Godfrey Channing stood in the trees and watched in cold jealous rage. Only a lover would hold a woman like that. She was clinging to Edward Caxton with all the intimacy of a woman who’d just climbed out of his bed. She was no virgin, she was a whore who’d given herself to a nobody, a mere country squire, a foppish nitwit with neither fortune nor lineage. He took an involuntary step forward out of the shelter of the trees.

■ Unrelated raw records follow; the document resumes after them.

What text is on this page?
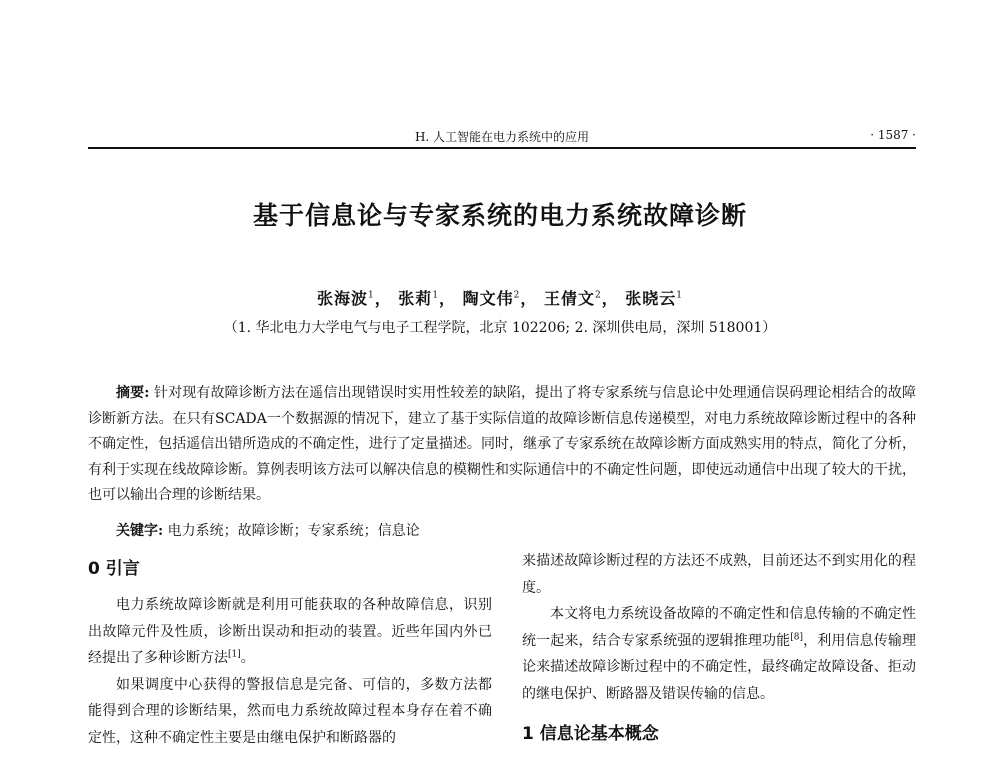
H. 人工智能在电力系统中的应用	· 1587 ·
基于信息论与专家系统的电力系统故障诊断
张海波$^1$， 张莉$^1$， 陶文伟$^2$， 王倩文$^2$， 张晓云$^1$
（1. 华北电力大学电气与电子工程学院，北京 102206; 2. 深圳供电局，深圳 518001）
摘要: 针对现有故障诊断方法在遥信出现错误时实用性较差的缺陷，提出了将专家系统与信息论中处理通信误码理论相结合的故障诊断新方法。在只有SCADA一个数据源的情况下，建立了基于实际信道的故障诊断信息传递模型，对电力系统故障诊断过程中的各种不确定性，包括遥信出错所造成的不确定性，进行了定量描述。同时，继承了专家系统在故障诊断方面成熟实用的特点，简化了分析，有利于实现在线故障诊断。算例表明该方法可以解决信息的模糊性和实际通信中的不确定性问题，即使远动通信中出现了较大的干扰，也可以输出合理的诊断结果。
关键字: 电力系统；故障诊断；专家系统；信息论
0 引言

电力系统故障诊断就是利用可能获取的各种故障信息，识别出故障元件及性质，诊断出误动和拒动的装置。近些年国内外已经提出了多种诊断方法[1]。

如果调度中心获得的警报信息是完备、可信的，多数方法都能得到合理的诊断结果，然而电力系统故障过程本身存在着不确定性，这种不确定性主要是由继电保护和断路器的

来描述故障诊断过程的方法还不成熟，目前还达不到实用化的程度。

本文将电力系统设备故障的不确定性和信息传输的不确定性统一起来，结合专家系统强的逻辑推理功能[8]，利用信息传输理论来描述故障诊断过程中的不确定性，最终确定故障设备、拒动的继电保护、断路器及错误传输的信息。

1 信息论基本概念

As if sensing the movement, Caxton raised his eyes, looked over Olivia’s head towards the trees. Godfrey
stepped back hastily but not before their eyes had met. It was a brief contact but it was enough. Channing now knew what was familiar about the man. He’d seen those eyes before, been subjected before to that hard, sharp, contemptuous look.

This man who called himself Edward Caxton was the man who’d bought his culling. Just as the foul fisherman had not been what he had seemed, so Edward Caxton was not the insipid, fawning hanger-on in the king’s presence chamber that he seemed. And he’d taken his prize from him.